Die neuen X-Men 2 (Comic)

Dennis Hopeless
Die neuen X-Men 2
(All New X-Men (2016) 7-11, 2016)
Übersetzung: Jürgen Petz
Titelbild: Mark Bagley
Zeichnungen: Mark Bagley, Paco Diaz
Panini, 2016, Paperback, 124 Seiten, 16,99 EUR, ISBN 978-3-7416-0042-5

Rezension von Irene Salzmann

Nach dem desaströsen Kampf gegen Toad und Blob lecken die jungen X-Men aus der Vergangenheit (außer Marvel Girl) und die neuen Kameraden ihre Wunden. Das Schlimmste ist, dass sich Wolverine und Angel nach einem Streit abgesetzt haben und Cyclops von Toad entführt wurde. Ohne einen Telepathen können sie mit Hilfe von Cerebro ihren Freund nicht finden, solange er keinen Gebrauch von seinen Kräften macht.

Als sie ihn aufgrund dessen endlich lokalisieren, zählt jede Sekunde, denn Toad will Cyclops töten! Tatsächlich glaubt Toad, wenn er den jungen Cyclops umbringt, würde er als Erwachsener nicht mehr existieren und infolgedessen nicht mehr durch die Phoenix-Kraft Unheil über die Welt bringen, ja, es würde alles wieder werden wie vorher. Dass die Zeitreisen wohl längst eine neue Alternativwelt erschaffen haben dürften, kommt ihm nicht in den Sinn.

Beast, der aus den jüngsten Entwicklungen für sich das Fazit zieht, dass sie alle in ihre eigene Zeit zurückkehren müssen, bevor sie in dieser Zukunft durch Feinde getötet werden, denen sie (noch) nicht gewachsen sind, beginnt mit Zeitreise-Maschinen zu experimentieren, schafft es aber ebensowenig wie sein älteres Alter Ego, eine Lösung zu finden. Daraufhin wendet er sich an Dr. Strange, denn Magie könnte der einzige Weg zurück sein.

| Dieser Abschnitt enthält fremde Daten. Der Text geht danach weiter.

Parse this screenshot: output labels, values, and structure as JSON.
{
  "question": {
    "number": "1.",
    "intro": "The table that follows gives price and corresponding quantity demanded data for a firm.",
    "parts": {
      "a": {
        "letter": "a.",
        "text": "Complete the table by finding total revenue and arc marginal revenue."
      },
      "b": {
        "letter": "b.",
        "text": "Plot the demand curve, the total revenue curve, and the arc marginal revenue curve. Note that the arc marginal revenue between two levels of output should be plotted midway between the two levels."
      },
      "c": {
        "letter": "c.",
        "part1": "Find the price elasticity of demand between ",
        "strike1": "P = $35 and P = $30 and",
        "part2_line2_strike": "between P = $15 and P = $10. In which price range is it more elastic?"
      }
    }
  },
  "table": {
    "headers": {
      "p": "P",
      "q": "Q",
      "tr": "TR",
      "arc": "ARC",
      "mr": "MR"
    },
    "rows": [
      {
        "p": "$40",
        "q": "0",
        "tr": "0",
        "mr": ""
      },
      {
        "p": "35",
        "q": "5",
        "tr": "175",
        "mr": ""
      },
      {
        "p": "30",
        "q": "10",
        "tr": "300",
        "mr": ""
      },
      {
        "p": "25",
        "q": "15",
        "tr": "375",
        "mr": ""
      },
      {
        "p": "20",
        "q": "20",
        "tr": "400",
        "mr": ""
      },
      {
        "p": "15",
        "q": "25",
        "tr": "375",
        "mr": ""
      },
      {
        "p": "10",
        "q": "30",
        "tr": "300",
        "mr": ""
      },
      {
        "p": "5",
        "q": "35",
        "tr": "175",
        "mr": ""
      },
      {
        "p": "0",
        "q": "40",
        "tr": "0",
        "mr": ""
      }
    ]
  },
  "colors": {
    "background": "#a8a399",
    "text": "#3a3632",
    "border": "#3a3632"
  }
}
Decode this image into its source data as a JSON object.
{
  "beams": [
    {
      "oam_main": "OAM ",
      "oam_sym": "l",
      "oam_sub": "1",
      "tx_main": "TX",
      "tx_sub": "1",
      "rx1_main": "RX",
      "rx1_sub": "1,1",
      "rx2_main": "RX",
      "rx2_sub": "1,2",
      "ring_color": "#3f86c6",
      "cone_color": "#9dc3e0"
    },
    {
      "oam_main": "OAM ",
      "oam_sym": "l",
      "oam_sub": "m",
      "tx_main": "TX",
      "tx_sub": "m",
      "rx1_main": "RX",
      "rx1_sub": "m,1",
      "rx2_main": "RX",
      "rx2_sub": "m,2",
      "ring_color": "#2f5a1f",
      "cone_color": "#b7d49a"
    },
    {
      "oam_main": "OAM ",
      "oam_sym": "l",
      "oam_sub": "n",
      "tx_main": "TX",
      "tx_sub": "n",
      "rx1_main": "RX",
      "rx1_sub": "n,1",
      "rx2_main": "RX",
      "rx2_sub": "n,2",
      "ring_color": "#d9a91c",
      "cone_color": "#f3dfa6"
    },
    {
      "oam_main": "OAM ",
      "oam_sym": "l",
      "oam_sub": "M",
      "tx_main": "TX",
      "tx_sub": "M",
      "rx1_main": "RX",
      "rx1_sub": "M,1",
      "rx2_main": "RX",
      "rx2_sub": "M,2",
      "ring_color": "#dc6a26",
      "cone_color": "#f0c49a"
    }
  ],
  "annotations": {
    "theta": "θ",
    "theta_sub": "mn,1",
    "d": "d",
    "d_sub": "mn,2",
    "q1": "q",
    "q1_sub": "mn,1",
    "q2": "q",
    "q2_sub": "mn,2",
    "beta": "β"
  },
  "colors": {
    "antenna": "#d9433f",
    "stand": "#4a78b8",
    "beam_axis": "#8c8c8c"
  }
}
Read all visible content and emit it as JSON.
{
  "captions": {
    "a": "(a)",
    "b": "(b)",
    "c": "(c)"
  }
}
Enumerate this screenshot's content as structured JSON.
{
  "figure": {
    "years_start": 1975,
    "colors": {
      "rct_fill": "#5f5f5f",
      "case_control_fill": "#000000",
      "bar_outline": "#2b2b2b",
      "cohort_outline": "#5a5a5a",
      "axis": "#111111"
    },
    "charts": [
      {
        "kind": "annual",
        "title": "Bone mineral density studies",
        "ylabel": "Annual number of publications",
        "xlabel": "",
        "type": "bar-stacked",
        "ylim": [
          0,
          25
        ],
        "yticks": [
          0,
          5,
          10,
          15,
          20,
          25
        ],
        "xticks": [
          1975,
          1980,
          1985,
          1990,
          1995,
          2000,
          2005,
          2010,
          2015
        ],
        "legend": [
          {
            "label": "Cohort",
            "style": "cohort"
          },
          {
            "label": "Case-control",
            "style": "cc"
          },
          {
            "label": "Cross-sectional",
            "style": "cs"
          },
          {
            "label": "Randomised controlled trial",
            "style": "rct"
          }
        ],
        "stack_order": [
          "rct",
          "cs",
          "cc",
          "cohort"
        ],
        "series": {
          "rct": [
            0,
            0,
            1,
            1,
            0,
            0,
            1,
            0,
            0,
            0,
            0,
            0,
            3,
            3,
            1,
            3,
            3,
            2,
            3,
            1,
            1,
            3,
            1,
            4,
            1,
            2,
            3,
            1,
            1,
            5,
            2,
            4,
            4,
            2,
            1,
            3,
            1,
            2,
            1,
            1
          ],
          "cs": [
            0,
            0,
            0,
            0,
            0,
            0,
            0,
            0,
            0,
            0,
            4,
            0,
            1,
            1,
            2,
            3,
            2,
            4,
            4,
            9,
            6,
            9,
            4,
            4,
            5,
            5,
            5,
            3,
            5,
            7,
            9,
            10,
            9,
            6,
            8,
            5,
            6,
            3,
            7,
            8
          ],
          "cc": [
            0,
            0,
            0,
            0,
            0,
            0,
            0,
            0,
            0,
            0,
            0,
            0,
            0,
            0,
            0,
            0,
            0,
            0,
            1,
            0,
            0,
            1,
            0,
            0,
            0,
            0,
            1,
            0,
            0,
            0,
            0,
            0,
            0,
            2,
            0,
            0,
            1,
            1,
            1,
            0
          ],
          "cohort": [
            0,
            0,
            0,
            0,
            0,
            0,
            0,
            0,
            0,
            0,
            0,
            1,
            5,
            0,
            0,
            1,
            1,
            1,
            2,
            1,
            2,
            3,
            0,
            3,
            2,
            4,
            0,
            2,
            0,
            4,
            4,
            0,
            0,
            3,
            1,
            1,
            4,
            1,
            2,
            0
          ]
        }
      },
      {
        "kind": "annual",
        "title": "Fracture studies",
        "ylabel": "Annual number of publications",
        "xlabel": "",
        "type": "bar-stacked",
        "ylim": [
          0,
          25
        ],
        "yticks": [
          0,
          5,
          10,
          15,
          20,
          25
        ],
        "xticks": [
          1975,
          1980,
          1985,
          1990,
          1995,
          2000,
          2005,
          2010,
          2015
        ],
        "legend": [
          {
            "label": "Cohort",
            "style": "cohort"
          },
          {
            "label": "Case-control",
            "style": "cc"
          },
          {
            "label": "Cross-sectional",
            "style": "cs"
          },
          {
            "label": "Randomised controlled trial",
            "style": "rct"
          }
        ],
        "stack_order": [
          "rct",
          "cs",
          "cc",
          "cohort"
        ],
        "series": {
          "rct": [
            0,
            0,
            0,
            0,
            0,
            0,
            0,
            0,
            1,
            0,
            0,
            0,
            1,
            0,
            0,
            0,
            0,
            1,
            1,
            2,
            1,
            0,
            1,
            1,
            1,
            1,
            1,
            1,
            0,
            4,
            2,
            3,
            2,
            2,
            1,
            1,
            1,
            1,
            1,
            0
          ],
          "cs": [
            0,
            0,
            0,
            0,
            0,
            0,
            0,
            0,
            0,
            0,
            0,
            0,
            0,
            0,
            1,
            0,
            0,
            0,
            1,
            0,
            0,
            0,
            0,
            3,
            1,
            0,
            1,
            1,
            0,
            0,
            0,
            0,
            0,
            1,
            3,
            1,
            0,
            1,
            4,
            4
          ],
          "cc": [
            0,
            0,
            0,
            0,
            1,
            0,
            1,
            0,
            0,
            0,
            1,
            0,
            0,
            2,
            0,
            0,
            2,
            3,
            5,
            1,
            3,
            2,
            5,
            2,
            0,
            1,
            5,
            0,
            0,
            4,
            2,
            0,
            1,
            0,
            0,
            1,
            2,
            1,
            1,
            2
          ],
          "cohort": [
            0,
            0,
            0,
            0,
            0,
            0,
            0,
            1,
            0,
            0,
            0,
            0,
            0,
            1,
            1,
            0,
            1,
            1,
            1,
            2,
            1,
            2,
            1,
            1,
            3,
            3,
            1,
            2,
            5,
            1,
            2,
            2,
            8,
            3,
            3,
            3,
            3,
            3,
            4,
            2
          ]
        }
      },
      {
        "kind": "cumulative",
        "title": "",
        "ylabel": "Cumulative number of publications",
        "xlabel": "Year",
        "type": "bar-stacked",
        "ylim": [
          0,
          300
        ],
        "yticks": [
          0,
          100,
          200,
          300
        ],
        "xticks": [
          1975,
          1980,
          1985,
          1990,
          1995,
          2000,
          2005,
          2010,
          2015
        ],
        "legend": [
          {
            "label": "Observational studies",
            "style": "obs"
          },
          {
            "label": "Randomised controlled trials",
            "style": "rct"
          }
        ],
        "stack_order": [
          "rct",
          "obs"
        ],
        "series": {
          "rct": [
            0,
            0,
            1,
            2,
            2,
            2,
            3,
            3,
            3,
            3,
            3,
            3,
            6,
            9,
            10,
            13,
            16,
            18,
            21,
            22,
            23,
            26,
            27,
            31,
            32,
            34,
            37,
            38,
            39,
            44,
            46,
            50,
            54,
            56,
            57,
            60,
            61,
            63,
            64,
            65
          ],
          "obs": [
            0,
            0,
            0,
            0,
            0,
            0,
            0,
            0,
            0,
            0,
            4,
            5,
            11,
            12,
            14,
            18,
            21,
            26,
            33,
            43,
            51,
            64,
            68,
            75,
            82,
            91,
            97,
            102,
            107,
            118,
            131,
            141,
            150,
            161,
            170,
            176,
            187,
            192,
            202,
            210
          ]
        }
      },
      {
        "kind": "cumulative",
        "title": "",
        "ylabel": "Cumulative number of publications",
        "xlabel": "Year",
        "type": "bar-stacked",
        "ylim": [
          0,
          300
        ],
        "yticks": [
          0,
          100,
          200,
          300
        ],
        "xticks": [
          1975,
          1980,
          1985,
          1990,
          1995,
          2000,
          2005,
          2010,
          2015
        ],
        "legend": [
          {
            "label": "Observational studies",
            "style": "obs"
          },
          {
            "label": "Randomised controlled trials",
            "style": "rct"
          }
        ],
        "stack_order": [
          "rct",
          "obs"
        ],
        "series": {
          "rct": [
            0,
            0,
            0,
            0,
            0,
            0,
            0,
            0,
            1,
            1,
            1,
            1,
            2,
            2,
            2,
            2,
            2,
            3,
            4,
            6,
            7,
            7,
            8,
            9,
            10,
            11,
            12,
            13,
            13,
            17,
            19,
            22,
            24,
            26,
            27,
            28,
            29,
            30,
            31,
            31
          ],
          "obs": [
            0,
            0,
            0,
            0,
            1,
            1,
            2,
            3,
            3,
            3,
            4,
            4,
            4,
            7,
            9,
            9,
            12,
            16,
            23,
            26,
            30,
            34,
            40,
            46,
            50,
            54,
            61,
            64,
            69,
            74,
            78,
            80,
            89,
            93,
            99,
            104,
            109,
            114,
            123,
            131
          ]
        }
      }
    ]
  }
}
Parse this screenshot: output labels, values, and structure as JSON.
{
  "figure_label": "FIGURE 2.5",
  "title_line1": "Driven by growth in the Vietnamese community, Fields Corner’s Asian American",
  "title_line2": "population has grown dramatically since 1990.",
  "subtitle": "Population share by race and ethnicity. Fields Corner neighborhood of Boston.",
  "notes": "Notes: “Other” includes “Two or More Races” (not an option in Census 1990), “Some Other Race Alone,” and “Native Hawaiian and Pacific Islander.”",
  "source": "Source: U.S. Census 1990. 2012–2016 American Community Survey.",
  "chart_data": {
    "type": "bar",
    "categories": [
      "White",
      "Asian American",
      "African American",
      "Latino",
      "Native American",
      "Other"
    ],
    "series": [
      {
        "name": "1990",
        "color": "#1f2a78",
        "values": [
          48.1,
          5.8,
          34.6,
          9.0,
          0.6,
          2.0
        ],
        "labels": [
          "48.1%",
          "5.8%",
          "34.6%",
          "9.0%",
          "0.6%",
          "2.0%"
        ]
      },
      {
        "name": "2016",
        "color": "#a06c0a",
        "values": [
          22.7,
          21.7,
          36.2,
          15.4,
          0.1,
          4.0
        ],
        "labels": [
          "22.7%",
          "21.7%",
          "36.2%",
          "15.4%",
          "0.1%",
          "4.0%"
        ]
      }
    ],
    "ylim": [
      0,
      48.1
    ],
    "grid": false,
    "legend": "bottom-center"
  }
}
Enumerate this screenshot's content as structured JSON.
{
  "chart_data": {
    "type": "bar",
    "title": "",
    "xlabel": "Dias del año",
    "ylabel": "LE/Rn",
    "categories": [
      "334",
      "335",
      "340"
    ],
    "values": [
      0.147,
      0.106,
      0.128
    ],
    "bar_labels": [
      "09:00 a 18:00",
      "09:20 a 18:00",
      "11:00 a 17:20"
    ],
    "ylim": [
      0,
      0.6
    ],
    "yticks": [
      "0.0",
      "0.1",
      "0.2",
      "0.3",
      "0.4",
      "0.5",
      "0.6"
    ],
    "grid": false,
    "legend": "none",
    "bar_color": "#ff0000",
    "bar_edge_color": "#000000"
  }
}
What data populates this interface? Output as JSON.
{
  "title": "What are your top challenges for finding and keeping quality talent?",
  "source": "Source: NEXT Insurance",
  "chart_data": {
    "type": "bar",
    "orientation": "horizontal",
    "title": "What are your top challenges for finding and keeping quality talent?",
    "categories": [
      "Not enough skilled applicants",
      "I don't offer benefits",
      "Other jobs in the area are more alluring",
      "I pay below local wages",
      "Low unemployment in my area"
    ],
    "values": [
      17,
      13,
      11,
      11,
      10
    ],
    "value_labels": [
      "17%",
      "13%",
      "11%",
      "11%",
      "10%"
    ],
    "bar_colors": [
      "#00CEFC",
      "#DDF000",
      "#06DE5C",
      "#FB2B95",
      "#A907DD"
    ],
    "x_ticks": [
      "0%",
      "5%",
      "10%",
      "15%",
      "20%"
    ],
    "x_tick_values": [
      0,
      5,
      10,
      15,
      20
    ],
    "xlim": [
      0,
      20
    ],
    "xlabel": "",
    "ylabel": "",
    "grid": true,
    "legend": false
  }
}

Allerdings hat Dr. Strange nicht nur Probleme mit seinen Kräften und muss Beasts Ersuchen ablehnen, sondern er ist damit beschäftigt, Wesen aus einer anderen Dimension davon abhalten, auf die Erde zu gelangen. Mit einer magischen Maske - dem Auge von Horus - kann Beast Dinge sehen, die sonst verborgen sind. Er steht Dr. Strange im Kampf gegen die bizarren Angreifer bei und darf die Maske behalten.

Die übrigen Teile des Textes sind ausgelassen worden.